Interestingly, tensions might arise beyond the security vs. law confrontation, but also between existing legal regimes. An example is the interplay between IHRL and IHL, as they both concur in respecting human rights during armed conflicts, but IHRL also applies during peacetimes. While both of them aim to ensure basic protections against abuses and decent human treatment, they set out different rules for standards of treatment that stipulate how certain groups should be treated, which can create tensions when applied simultaneously. These tensions might, however, be addressed by looking at these legal regimes as reinforcing and complementary to each other in the attempt to maximize protection for individuals. An interesting example stems from the difficult question of children participating in armed conflicts. In IHL, it is prohibited to allow children that are below 15 years old to directly participate in hostilities. Following the 2000 Optional Protocol of Rights of the Child, it increased the age limit to 18 years old.
While human rights are established as universal, we can not forget that states still have the authority on their domestic protections, and the freedom to sign international treaties aiming at establishing these protection. They are, though, obliged to respect them once they do sign: pacta sunt servanda.

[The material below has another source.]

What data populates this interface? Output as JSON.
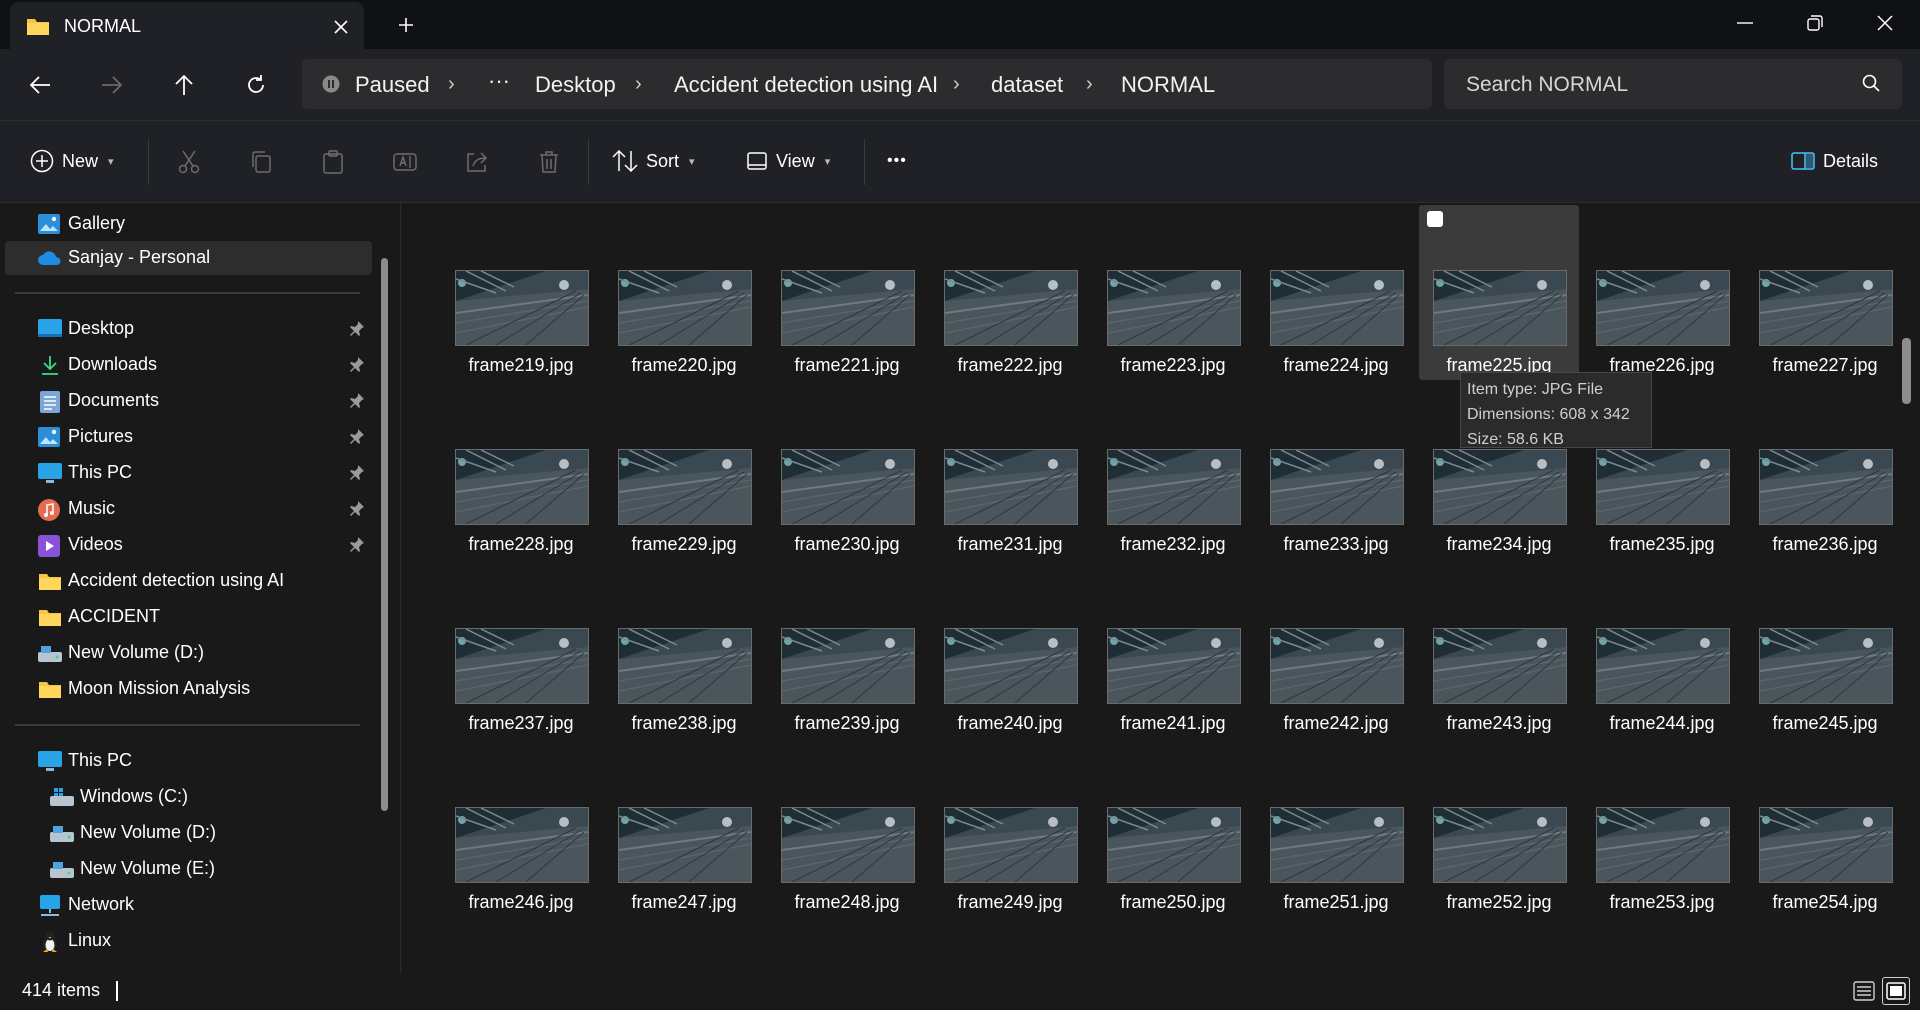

When a treaty is signed, such as the Rome Statute for International Criminal Law, international obligations are expected to be implemented domestically and enforced as the rest of existing national laws. A crucial example of this is the European Convention on Human Rights. The Convention is an important instrument because it binds countries that have agreed to be accountable above their highest domestic authority, if domestic remedies have been exhausted, and beholden to the European Court of Human Rights, challenging the right of state’s to rule as absolute sovereign. Not without potential tensions.
The balance between effectively responding to security threats while protecting rights and freedoms from abuses might be a difficult one to sustain consistently. Changes within societies and unexpected security emergencies, such as terrorist attacks, might put this balance into question. Current events also display the increased relevance of private actors in the field of security, such as the now known Wagner Company, which might alter the relationship between citizens and the states, and make the protection of established rights even more complicated. More so, is ensuring that committed war crimes by all states and individuals are prosecuted, and that civilians are not subject to abuses or harm in times of emergencies and armed conflict.
All these tensions and failures might easily bring the current system into question. Yet, students, researchers, individuals should keep asking themselves: What would you like the world to do if you rights were abused in the name of security?